I am having one of those days where something just spins around in your head over and over and over again. I am having fake conversations in my head, and reliving things in my head, and stuff like that. I hate that I have that happen sometimes. I decided to get on here and write so that I can possibly go to sleep.
I hate my clinical instructor. The first day we worked on the floor she said something about my stomach touching the patients bed. I said something to her about that and how I was suprised that she said that, and she said that she only said it because I was setting off the alarm, and to be careful not to do that so I won't set off the alarm. Okay.
So then she gives me a 15 minute lecture about emptying my patients urine too early in the night - which it doesn't matter, she was just being a bitch. And has since that time come out and said that the time that I originally did it is the time that she wants us to do it - go figure.

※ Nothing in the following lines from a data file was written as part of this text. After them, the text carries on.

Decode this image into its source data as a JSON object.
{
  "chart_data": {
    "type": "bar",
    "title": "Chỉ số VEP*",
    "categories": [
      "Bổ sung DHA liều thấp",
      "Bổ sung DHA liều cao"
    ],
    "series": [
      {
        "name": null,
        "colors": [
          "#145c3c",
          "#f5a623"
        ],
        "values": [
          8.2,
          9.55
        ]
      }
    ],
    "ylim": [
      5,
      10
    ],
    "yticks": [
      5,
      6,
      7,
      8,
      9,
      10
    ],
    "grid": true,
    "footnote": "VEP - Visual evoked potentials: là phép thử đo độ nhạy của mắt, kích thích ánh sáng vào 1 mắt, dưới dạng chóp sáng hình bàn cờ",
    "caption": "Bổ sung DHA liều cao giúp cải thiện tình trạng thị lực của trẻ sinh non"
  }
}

Then there is the fact I missed some important things in my care of my patient the next week. So I feel like an idiot for missing a couple of potentially really important things - though they weren't at the time - I just feel like an idiot and I hate feeling that way. Instead of saying, there is a mistake, or you missed it, lets go back and see it, her response it, 'I can't believe you missed that. You aren't critically thinking and you should know this by now' So I just feel like I am being told I am stupid and I hate it.
I don't have patients this week. I am the module leader, which means that I will be helping out all the other students on the floor. So I will be helping to pass out meds, do assessments, change dressings, turn patients, etc. I wonder how she is going to tell me how I suck at it.